St John in today’s gospel shows us Jesus saying, “love one another”. You could say that love is the perfecting of this intertwining. You can’t do what love does and be what love is without making yourself vulnerable, without loosening some of your control. You have to come out of the driving-cab, leaving behind its protection.
What is this love that Jesus talks about? It isn’t at all something you can simply turn on. If we make a great effort to love, we can end up with something debased. Love for others can be patronising, it can be manipulative, it can be deaf to what they want to tell us. Love can be erotic and even destructive, love can distort things. We are never in a position to reckon that something we are doing is love. If that’s the case, doesn’t this paralyse us? It only paralyses us if we see ourselves as a driver in a cab. In our gospel passage Jesus in fact says this: “as the father has loved me, so I have loved you; abide in my love.” This love is outside us. Wilhelm Humboldt, following his principles, will never find it because he is sufficient to himself, and any influence outside himself is something to be challenged. If we are to love, we have to go out from ourselves. The message of the gospel is that there is something, someone greater than us, and that we will find ourselves by sitting under this Mystery. Following Christ is paideia – that’s Greek for being a learner, an apprentice. “You have not chosen me; I have chosen you”. Kierkegaard said about St Paul that “the call to be an apostle is a paradoxical occurrence, lying always beyond Paul’s personal self-identity.” Beyond our personal self-identity. My sense of myself, and my picture of the world, will grow and change as I am taken outside of myself. Towards the divine Other. God is love, and Christ is the face of that love. Love is not something we do; love is being in Christ. It’s because of this that St Augustine could advise us to love God and do what we want.

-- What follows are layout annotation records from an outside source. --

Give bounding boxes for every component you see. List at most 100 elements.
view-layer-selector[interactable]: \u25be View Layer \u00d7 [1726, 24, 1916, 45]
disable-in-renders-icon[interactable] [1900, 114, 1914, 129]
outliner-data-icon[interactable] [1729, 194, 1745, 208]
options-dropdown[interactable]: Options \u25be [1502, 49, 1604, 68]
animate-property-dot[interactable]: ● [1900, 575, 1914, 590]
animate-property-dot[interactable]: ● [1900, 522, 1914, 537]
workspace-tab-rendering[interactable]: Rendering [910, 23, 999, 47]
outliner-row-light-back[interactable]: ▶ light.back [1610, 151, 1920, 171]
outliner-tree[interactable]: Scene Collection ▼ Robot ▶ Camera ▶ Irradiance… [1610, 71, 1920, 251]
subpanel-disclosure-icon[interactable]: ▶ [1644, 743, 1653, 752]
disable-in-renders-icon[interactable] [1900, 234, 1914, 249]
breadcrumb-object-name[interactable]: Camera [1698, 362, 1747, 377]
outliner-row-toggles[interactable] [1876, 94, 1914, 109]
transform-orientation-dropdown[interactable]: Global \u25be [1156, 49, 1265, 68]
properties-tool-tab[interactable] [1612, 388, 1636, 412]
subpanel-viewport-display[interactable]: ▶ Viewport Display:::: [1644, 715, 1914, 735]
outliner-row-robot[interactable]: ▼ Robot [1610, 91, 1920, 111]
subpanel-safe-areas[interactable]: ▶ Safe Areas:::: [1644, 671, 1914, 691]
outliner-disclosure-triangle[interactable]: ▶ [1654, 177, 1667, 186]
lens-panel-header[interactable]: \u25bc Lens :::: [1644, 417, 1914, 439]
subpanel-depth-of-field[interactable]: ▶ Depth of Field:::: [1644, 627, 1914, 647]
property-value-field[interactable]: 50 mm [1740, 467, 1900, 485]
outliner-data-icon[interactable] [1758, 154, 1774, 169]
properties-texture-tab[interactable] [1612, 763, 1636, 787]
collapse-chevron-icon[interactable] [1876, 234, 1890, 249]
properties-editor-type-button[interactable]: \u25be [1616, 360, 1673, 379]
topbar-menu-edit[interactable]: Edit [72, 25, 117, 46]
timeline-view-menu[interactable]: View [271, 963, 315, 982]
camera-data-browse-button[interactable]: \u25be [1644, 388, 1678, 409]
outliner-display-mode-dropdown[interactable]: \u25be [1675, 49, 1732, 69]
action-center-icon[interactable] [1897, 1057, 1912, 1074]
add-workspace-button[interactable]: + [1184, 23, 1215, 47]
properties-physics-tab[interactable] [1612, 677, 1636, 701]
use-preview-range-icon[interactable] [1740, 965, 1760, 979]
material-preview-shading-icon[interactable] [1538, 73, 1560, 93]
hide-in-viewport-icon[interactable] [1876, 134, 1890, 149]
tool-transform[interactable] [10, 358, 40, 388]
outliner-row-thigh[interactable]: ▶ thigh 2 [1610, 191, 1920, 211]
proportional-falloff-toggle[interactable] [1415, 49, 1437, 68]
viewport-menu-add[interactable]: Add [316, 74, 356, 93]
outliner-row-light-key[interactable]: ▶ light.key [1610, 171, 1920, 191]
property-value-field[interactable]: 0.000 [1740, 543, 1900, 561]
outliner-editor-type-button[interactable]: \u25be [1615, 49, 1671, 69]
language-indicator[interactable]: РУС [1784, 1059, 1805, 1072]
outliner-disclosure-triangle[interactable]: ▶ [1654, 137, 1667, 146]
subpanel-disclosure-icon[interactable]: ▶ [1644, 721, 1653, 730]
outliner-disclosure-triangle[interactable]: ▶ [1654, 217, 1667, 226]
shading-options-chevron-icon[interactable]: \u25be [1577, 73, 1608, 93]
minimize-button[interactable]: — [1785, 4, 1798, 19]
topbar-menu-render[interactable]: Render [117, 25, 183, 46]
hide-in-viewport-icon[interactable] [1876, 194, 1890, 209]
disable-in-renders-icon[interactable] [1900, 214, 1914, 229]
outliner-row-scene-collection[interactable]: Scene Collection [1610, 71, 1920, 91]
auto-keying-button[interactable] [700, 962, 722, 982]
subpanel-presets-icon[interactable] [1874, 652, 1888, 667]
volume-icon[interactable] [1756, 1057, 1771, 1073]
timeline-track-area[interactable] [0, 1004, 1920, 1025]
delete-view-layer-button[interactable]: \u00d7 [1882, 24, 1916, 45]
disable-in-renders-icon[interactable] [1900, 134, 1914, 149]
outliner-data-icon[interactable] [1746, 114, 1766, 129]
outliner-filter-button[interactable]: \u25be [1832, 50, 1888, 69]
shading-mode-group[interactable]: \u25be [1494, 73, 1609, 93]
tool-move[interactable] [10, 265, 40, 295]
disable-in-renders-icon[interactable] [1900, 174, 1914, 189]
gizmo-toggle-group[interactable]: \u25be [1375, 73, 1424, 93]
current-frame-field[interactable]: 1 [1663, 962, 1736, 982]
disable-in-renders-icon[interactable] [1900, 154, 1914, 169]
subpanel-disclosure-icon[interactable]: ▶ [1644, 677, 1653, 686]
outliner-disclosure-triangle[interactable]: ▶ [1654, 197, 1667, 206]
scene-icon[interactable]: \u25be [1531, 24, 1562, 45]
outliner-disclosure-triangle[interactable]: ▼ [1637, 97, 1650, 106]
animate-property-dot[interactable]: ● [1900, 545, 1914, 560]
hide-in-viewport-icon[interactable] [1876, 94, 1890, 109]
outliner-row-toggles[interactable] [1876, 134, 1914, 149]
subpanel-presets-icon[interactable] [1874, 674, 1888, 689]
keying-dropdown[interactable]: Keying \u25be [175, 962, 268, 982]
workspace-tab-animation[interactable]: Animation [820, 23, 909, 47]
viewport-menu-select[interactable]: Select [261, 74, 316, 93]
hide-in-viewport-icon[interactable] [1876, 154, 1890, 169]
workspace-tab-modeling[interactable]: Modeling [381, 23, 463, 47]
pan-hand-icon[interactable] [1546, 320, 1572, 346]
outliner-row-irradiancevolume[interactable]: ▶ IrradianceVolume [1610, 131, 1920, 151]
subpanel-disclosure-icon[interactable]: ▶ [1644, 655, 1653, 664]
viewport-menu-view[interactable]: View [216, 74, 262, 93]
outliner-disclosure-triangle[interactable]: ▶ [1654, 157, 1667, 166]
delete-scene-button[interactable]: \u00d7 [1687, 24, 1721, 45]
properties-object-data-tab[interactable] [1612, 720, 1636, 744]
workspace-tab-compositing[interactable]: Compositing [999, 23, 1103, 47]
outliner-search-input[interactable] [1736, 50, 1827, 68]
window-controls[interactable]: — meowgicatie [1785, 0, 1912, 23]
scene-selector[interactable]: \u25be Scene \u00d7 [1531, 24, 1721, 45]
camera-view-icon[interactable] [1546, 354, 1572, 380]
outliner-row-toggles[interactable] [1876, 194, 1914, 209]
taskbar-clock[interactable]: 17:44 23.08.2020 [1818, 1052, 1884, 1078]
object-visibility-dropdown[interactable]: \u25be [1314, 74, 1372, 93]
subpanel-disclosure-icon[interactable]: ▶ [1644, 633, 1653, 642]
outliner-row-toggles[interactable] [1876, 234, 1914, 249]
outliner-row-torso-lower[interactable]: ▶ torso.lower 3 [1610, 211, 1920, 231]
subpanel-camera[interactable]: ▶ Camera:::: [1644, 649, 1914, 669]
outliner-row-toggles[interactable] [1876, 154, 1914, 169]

In this Eucharist we are 2 communities: a religious community and a theological college. And there is another community intertwining with us, everyone present with us over the Internet. The Eucharist which brings us together is a place of abiding in that love which is Christ. Lord, you are in the midst of us, and we are called by your name. The Holy Spirit calls us constantly to wake up and be aware of the Lord in the midst of us. One way of being a learner in the School of love is simply to be awake and stay awake. Karl Barth, although belonging to the Swiss Reformed Church, was a great admirer of monastic life – despite all its failings he thought that over the centuries monastic life had repeatedly modelled what the Church is called to be. He wrote to the Abbot of the Benedictine monastery of Montserrat in Spain that renewal in monastic life cannot be something that happens every now and again. It’s every day. Monks and nuns, and the whole Church, stand and fall by the fact that our Lord… orders us anew at every moment. So for Karl Barth every moment of our Christian life is an event; monastic life is an event, triggered by the living God. To love as we were meant to love, is to be in Christ, in the Christian community, and for others, open to the world.
If associations like the Brownies are like a canary in a coal mine, having to reflect reflect what is in the atmosphere, then we must pray for our contemporary society to be transformed in such a way that the promise will need to be revised again, to refer to a desire to go out of ourselves, outside of our selves to find that love which is beyond all understanding.